The system is the result of an Alaskan low pressure system that drifted to the south and stalled off the coast of British Columbia.
“That system just set up shop out there, and has been spinning off storms and clouds and lots of precipitation,” said Jones. “In the last week or so, before the nice weather came again, a system came in and just stalled on top of us. Usually it would push off after a few days as a high pressure system would move in.”
The result was seven straight days of rain, which ties the second-most consecutive days of rain in July. The actual record is 14 days of rain in 1993, but Jones thinks that’s probably a mistake. The last time Whistler reported seven days of rain was in 1991.
The good news is that weather patterns are changing.
“We’re into more of a typical summer weather pattern now, and should be sunny through Saturday as this ridge of high pressure sticks with us. Beyond that we could see a weak front possibly crossing on Sunday, not a big soaker, then we’ll get some more high pressure weather from offshore,” said Jones. “It will be warm, but not hot by any stretch of the imagination.
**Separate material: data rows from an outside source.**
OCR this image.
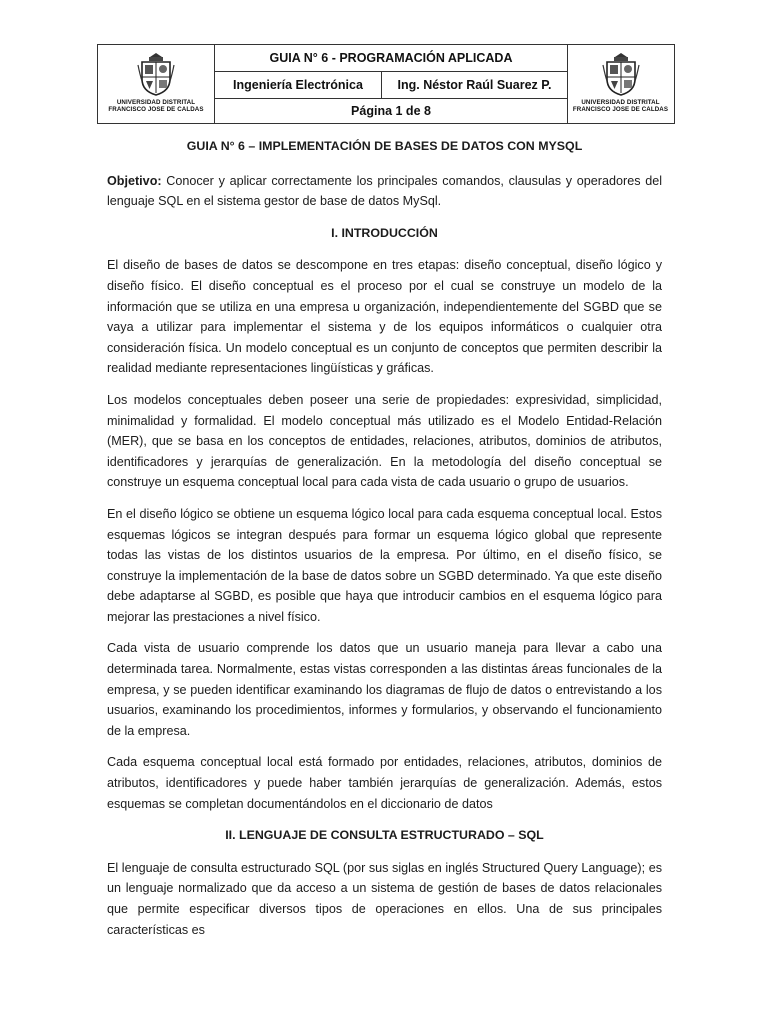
UNIVERSIDAD DISTRITAL
FRANCISCO JOSE DE CALDAS
GUIA N° 6 - PROGRAMACIÓN APLICADA
Ingeniería Electrónica	Ing. Néstor Raúl Suarez P.
Página 1 de 8
UNIVERSIDAD DISTRITAL
FRANCISCO JOSE DE CALDAS
GUIA N° 6 – IMPLEMENTACIÓN DE BASES DE DATOS CON MYSQL

Objetivo: Conocer y aplicar correctamente los principales comandos, clausulas y operadores del lenguaje SQL en el sistema gestor de base de datos MySql.

I. INTRODUCCIÓN

El diseño de bases de datos se descompone en tres etapas: diseño conceptual, diseño lógico y diseño físico. El diseño conceptual es el proceso por el cual se construye un modelo de la información que se utiliza en una empresa u organización, independientemente del SGBD que se vaya a utilizar para implementar el sistema y de los equipos informáticos o cualquier otra consideración física. Un modelo conceptual es un conjunto de conceptos que permiten describir la realidad mediante representaciones lingüísticas y gráficas.

Los modelos conceptuales deben poseer una serie de propiedades: expresividad, simplicidad, minimalidad y formalidad. El modelo conceptual más utilizado es el Modelo Entidad-Relación (MER), que se basa en los conceptos de entidades, relaciones, atributos, dominios de atributos, identificadores y jerarquías de generalización. En la metodología del diseño conceptual se construye un esquema conceptual local para cada vista de cada usuario o grupo de usuarios.

En el diseño lógico se obtiene un esquema lógico local para cada esquema conceptual local. Estos esquemas lógicos se integran después para formar un esquema lógico global que represente todas las vistas de los distintos usuarios de la empresa. Por último, en el diseño físico, se construye la implementación de la base de datos sobre un SGBD determinado. Ya que este diseño debe adaptarse al SGBD, es posible que haya que introducir cambios en el esquema lógico para mejorar las prestaciones a nivel físico.

Cada vista de usuario comprende los datos que un usuario maneja para llevar a cabo una determinada tarea. Normalmente, estas vistas corresponden a las distintas áreas funcionales de la empresa, y se pueden identificar examinando los diagramas de flujo de datos o entrevistando a los usuarios, examinando los procedimientos, informes y formularios, y observando el funcionamiento de la empresa.

Cada esquema conceptual local está formado por entidades, relaciones, atributos, dominios de atributos, identificadores y puede haber también jerarquías de generalización. Además, estos esquemas se completan documentándolos en el diccionario de datos

II. LENGUAJE DE CONSULTA ESTRUCTURADO – SQL

El lenguaje de consulta estructurado SQL (por sus siglas en inglés Structured Query Language); es un lenguaje normalizado que da acceso a un sistema de gestión de bases de datos relacionales que permite especificar diversos tipos de operaciones en ellos. Una de sus principales características es
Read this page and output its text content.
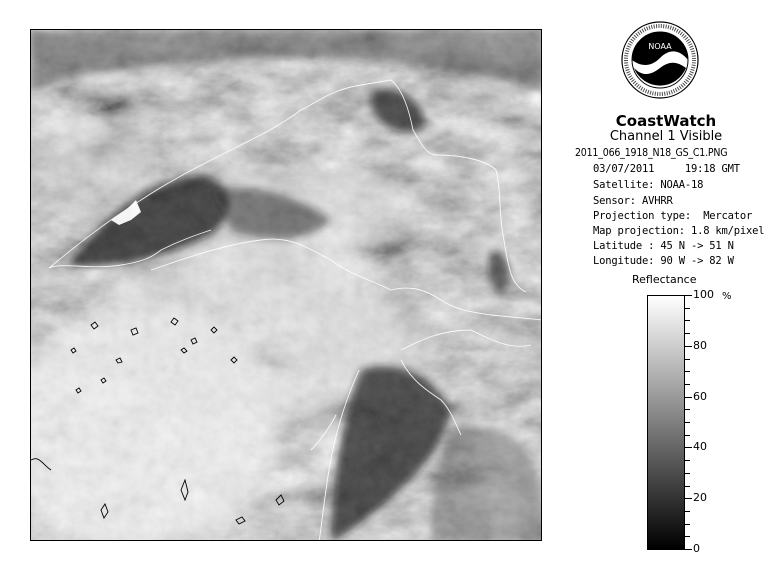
NOAA
CoastWatch
Channel 1 Visible
2011_066_1918_N18_GS_C1.PNG
03/07/2011     19:18 GMT
Satellite: NOAA-18
Sensor: AVHRR
Projection type:  Mercator
Map projection: 1.8 km/pixel
Latitude : 45 N -> 51 N
Longitude: 90 W -> 82 W
Reflectance
%
100
80
60
40
20
0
It could get warmer mid-week, but things are looking a little cooler than normal — really nice summer weather actually, but not the heat we’ve seen in the last few years.”
Whistler’s latest rain cycle broke up just as an Environment Canada study proved that humans are causing critical climate change, with human activity influencing rainfall.
The study, authored by Xuebin Zhang and Francis Zwiers looked at precipitation data from 1925 to 1999, compared it to 14 complex climate models by computer, and discovered that rainfall has shifted north from regions at the equator to Canada and Europe, as well as to the tropics below the equator.
While the authors of the study expected to find that human activity had some influence on weather patterns, they were surprised by how much impact those changes would have on regions that are most sensitive to rain, like northern Africa. According the report, human activity is strengthening the water cycle, moving more water vapour away from warm areas and pushing it towards the poles. That has the effect of making wet areas wetter, and dry areas drier.
The buildup of greenhouse gases and sulphate aerosol concentrations are responsible for these conditions, and have a greater impact on climate than events like volcanic eruptions. The authors are recommending a global response to address the issue, as well as enhanced strategies within Canada.
The study will be published in Nature magazine this week. This is the first time that rainfall has been used to measure human impact on climate change. Previous reports have made similar connections between greenhouse gas emissions and climate change by looking at ocean temperatures and air temperatures.